“Go H-Diesel, go!”
For almost 11 hours on Aug. 24, this was the cheer that went out over and over on dozens of e-mails between South Whidbey endurance athletes. So who is this H-Diesel guy and what was all the online chatter for? It was for Harvey Varga, South Whidbey’s lone representative at Ironman Canada in Pentictin, B.C.
In just his second year of competing in the sport of triathlon, Varga, 32, of Clinton was carrying the torch for his training partners back on the island as he tackled the ultimate in endurance racing. After training with two South Whidbey Ironmen who raced at Pentictin last year — Curt Gordon and Brandon Henry — Varga, a former competitive swimmer, said he had run out of excuses as to why he couldn’t swim 2.4 miles, bicycle 112 and run 26.2 all in the course of a single day.
After doing three short triathlons last year — each with a total distance no greater than 33 miles — Varga started training in September 2002 to take on the Ironman distance this summer.
“There’s no reason to take small steps,” he said of his move from the short races to the granddaddy of them all.
Varga is proof that great things can be accomplished by ordinary people. Having first seen an Ironman on television when he was in junior high school, actually doing the race has been a longtime fantasy. A swimmer in high school and college and later an assistant swim coach at the United States Olympic Training Center, Varga had little running or bicycling experience until last summer.
This summer, he put much of his energy and almost all of his free time into training, taking Sunday mornings to run up to 20 miles at a shot with island running buddies, swimming laps around Deer Lake, and any opportunity he could to wander into the countryside for four or five hours on a bicycle.
Though much of this work was done in a solitary way, Varga was hardly alone on race day. Several Whidbey triathletes and Varga’s wife, Rachel, travelled to Pentictin to watch the race, which came within hours of being cancelled due to the advance of forest fires around the town. At the same time, most of his training partners were at home monitoring his times and progress online through the Ironman Canada Web site. Even his co-workers at PCC Markets in Seattle had him on their minds that day.
Going into the race with the primary goal of finishing, Varga also had a goal time of 12 hours or less to go after. Coming out of a lake swim that included six 90-degree turns, Varga noted that his time — 58 minutes, 32 seconds — was well within his target range. By the time he’d ridden a few miles on the bike, he knew he was in the middle of a good race. He averaged slightly over 20 mph for the entire ride.
Though tightness and pain in his knee tendons slowed him on the run, his 4-hour, 6-minute marathon was still fast enough to bring him across the finish line in 10 hours, 41 minutes. It was also enough to relieve the pressure he had felt as dozens of friends raced vicariously with him.
“It was tough,” he said of carrying the expectations of his training partners with him.

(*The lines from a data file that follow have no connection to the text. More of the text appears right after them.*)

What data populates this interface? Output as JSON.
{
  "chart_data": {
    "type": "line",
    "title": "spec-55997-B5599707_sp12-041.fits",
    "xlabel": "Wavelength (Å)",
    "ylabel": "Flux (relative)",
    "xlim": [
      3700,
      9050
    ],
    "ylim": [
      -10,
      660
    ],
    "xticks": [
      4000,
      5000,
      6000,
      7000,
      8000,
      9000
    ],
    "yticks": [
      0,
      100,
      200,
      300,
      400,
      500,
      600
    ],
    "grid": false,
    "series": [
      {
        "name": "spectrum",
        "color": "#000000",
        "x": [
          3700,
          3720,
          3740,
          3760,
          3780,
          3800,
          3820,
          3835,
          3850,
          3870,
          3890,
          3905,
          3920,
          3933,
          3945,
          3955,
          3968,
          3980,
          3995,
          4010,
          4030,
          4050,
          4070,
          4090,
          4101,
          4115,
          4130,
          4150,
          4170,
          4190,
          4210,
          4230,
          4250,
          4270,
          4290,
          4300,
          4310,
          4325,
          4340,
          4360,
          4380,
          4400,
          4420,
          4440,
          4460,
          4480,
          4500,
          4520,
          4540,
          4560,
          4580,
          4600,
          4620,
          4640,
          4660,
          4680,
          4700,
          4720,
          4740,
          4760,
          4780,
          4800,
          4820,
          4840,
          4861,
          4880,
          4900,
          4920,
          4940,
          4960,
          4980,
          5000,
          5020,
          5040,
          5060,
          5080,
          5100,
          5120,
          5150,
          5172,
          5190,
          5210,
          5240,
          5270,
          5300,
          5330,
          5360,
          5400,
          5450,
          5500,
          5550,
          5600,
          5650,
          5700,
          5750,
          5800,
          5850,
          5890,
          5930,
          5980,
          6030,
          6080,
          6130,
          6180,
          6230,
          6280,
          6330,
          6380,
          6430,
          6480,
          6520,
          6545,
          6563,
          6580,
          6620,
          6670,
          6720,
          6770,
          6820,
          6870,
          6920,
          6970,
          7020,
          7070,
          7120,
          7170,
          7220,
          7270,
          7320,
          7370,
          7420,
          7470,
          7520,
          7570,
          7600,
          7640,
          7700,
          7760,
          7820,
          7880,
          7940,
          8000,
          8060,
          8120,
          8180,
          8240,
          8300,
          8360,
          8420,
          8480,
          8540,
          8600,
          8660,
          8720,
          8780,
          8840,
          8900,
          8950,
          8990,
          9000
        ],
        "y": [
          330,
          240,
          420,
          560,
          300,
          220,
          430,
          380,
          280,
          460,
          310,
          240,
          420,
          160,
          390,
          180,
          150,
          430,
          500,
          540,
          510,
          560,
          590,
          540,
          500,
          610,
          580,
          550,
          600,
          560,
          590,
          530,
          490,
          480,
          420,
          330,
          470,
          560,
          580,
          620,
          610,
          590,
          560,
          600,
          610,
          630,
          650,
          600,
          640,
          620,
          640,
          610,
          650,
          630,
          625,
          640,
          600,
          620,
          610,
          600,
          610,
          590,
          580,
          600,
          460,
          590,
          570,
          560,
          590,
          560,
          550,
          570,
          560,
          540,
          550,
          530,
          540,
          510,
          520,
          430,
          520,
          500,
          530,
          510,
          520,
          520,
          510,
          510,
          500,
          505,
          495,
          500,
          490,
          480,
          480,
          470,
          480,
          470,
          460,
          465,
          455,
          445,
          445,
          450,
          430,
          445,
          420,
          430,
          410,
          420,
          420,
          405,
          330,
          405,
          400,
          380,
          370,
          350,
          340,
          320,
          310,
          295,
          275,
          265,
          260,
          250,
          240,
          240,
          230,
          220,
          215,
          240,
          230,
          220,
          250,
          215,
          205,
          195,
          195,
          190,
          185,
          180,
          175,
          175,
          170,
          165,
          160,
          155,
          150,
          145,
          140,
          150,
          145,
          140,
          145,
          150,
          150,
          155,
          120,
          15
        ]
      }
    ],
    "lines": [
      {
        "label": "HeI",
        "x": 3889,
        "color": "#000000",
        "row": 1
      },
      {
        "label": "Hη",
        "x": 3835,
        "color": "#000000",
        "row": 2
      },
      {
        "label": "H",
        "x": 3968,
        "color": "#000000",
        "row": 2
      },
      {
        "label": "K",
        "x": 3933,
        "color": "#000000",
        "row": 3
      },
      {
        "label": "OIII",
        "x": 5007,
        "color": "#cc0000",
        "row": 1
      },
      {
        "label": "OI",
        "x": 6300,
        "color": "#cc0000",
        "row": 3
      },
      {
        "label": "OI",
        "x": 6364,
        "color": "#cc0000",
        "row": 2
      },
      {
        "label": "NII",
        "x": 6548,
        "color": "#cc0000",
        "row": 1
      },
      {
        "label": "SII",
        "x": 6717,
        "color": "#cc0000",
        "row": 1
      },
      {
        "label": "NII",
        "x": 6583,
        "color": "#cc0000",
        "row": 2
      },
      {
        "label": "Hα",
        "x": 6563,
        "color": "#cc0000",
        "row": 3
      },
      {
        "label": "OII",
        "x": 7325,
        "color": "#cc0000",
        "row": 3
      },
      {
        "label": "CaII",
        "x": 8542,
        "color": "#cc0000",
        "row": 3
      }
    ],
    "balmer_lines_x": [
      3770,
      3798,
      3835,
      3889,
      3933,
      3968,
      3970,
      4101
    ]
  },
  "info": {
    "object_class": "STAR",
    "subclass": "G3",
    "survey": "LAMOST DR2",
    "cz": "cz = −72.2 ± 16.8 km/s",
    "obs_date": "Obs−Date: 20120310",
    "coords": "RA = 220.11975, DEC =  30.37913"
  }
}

Just as tough was the look and smell of the race course. Smoke from the forest fires cut visibility to about six blocks and boxed competitors into a multiple-loop running course — the longer, non-looping course normally run at the race could not be maintained since the firefighters who normally man the course were off fighting fires.
Varga said there was no way to forget that he was in a fire zone.
“It smelled like a campfire all the time,” he said.
Varga is the fourth South Whidbey triathlete to compete at the Ironman distance. Last year, Curt Gordon raced at the Ironman world championship in Hawaii. Brandon Henry and three-time Whidbey Island Triathlon champion Peter Oakley have also completed Ironman races.
Already signed up to race his second Ironman in Coeur d’Alene, Idaho, early next summer, Varga said he’s grateful that his race came off as smoothly as it did.
“I didn’t want to dread the second one before I finished the first one,” he said.